Meet Bob Business Owner, Age 35
Bob’s business is doing great, he is healthy, and he feels he can save up enough money to leave his family in good shape when he dies. Calculating the total of all of the desired legacy amounts that he’d like to leave to each family member, he and his financial advisor estimate that he will need around $2.8 million at his passing.
The question is: Is it better and more economical for him to save and put aside this amount, or should he purchase a life insurance policy?
A Look at the Numbers
For this example, we looked at how much Bob would need to put aside or invest every year versus pay in insurance premiums.
Plan A shows how much money Bob will need to save/invest/set aside in order to achieve his legacy goal. Using an IUL for Plan B above, Bob’s death benefit can grow over time through cash accumulation and crediting based on the growth of a benchmark index, such as the S&P 500. Full details are in the attached downloadable illustration below.
How This Works
It is important to recognize that this example is created simply to compare legacy and inherited amounts if the business owner does not touch funds. The use of pretax or after-tax funds for Plan A savings are not considered. Neither are rates of return for Plan A, nor its liquidity in comparison to the cash value in an IUL policy. Potential market losses for Plan A are also not considered.
With IUL used for Plan B above, Bob’s death benefit can grow over time up to age 65 through cash accumulation and crediting based on the growth of a benchmark index, such as the S&P 500. The death benefit amounts shown above are based on guaranteed minimums, but could be higher depending on index performance. The policy is designed to be fully paid at age 65. After age 65, cash values are designed to be used to pay for insurance so death benefit amounts start to go back down through time.
This downloadable sample illustration from North American®—for a 35-year-old healthy male “John Doe,” not an actual individual—shows all of the contract terms and details. Please call the life insurance consultants at 800.440.1088 to receive an actual personalized illustration for your client, where terms and premiums may vary.
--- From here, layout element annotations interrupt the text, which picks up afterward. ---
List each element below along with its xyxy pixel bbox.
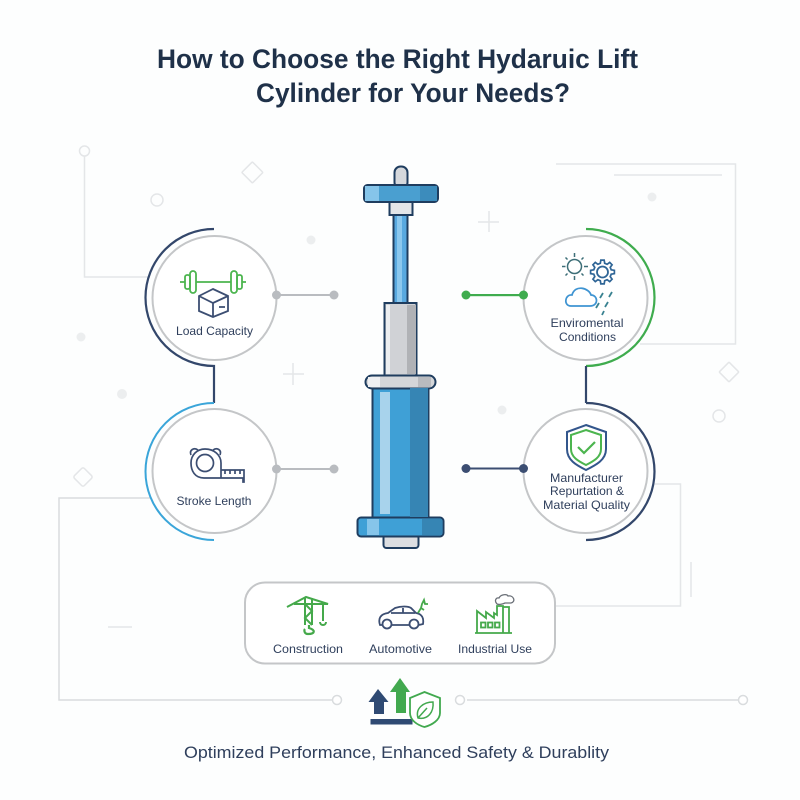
- panel: load capacity: [146, 229, 338, 403]
- panel: environmental conditions: [462, 229, 654, 403]
- connector: [462, 290, 528, 300]
- hydraulic cylinder illustration: [358, 166, 444, 548]
- panel: manufacturer reputation and material quality: Repurtation &: [550, 484, 624, 498]
- label: Enviromental: [550, 316, 624, 330]
- icon: factory: [475, 595, 514, 633]
- label: Construction: [273, 642, 343, 656]
- label: Manufacturer: [550, 471, 623, 485]
- icon: car: [379, 600, 428, 628]
- icon: performance arrows and leaf shield: [368, 678, 440, 727]
- panel: stroke length: [146, 403, 338, 540]
- panel: applications: [245, 582, 555, 664]
- panel: manufacturer reputation and material quality: [462, 403, 654, 540]
- icon: barbell and box: [180, 271, 246, 317]
- icon: shield with check: [567, 425, 606, 470]
- connector: [272, 464, 338, 474]
- title: [157, 44, 638, 108]
- connector: [272, 290, 338, 300]
- label: Automotive: [369, 642, 432, 656]
- title: How to Choose the Right Hydaruic Lift: [157, 44, 638, 74]
- footer statement: Optimized Performance, Enhanced Safety & Durablity: [184, 743, 610, 762]
- panel: manufacturer reputation and material quality: Material Quality: [543, 498, 630, 512]
- icon: weather and gear: [562, 253, 614, 315]
- connector: [462, 464, 528, 473]
- label: Load Capacity: [176, 324, 253, 338]
- title: Cylinder for Your Needs?: [256, 78, 570, 108]
- panel: environmental conditions: Conditions: [559, 330, 616, 344]
- label: Industrial Use: [458, 642, 532, 656]
- label: Stroke Length: [176, 494, 252, 508]
- icon: crane: [287, 597, 328, 634]
- icon: tape measure: [191, 449, 244, 482]
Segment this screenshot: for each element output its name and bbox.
Life Insurance Advantages for the Business Owner
1) Cash Outlay
Putting away $24,340 per year for 30 years is a lot more realistic for Bob than putting away $280,000 a year for 10 years. Life insurance companies are in the insurance/death benefit/legacy business, Bob shouldn’t be. For this scenario, the total cash outlay for Bob for Plan A is $2,800,000. Total cash outlay for Bob for Plan B life insurance is $730,000, with premiums fully paid at age 65*.
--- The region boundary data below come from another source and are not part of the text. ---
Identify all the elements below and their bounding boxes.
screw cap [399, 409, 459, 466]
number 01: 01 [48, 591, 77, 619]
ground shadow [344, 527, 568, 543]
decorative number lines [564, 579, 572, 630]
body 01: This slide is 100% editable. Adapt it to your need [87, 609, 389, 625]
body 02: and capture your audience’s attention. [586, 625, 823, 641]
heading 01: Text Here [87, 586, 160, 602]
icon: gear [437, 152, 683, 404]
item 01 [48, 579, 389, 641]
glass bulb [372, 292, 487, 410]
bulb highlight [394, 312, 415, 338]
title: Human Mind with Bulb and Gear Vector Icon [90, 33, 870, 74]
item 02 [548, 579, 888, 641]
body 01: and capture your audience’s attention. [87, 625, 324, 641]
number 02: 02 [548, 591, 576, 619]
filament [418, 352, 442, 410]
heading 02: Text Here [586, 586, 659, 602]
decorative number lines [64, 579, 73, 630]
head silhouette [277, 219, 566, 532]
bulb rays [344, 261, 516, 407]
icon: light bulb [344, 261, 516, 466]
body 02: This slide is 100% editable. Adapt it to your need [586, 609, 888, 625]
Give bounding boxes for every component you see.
Additionally, it’s important to recognize that should Bob pass away unexpectedly, his legacy will be assured from the very first day the policy is in force and up to age 100 using insurance as long as his premiums are paid.
2) Taxes to Bob
The earnings or gains on Plan A savings could be taxable to Bob, while account value credits to the Plan B indexed universal life insurance policy are not.
3) Taxes to Heirs/Probate
Plan A savings could be taxable to heirs. And if there is no estate plan or the estate is contested, Plan A savings could end up in probate court, with additional fees, long court timeframes, and headaches for heirs. In almost all cases, with Plan B life insurance left to individual beneficiaries, the death benefit amounts are tax-free and bypass probate.
4) Market Risk
If Plan A savings are invested in the stock market, they will be subject to market risk. But indexed universal life is not. Even though IUL crediting is based on the performance of a stock market index, IUL is a contract with guarantees provided by the financial strength of the insurance company. If the stock market shows a loss, the credit for the IUL policy can’t go lower than 0%. This is different than variable life policies, which can lose value during down markets. NOTE: Although the IUL policy isn’t subject to stock market risk, there may be surrender fees if the policy does not stay in force as long as initially planned.
*Life insurance policies are tax-free in most cases, but exceptions such as trusts named as beneficiaries may be subject to different tax rules. Surrender charges apply if the client no longer wants the IUL policy for some reason during the first 15 years of ownership. In a worst-case scenario, the new IUL policy may lapse at some point in the future without additional premiums paid depending on performance. Conversely, based on historic return data, the IUL policy may grow in value over and above the $2.8 million+ death benefit depending on the actual annual interest which is credited to the new IUL policy. See the illustration for more details.
”Consumers love indexed universal life, a love affair that remained strong in the fourth quarter 2022, according to Wink’s Sales & Market Report”: https://insurancenewsnet.com/innarticle/indexed-universal-life-drives-strong-2022-sales-wink-reports
IUL policies are credited interest based on contract terms but are not actually invested in the stock market; they are not subject to market risk like variable life policies. Life insurance guarantees are provided by life insurance carriers and are based on their financial strength and claims-paying ability. Terms are subject to each individual life insurance contract, and medical underwriting may be required.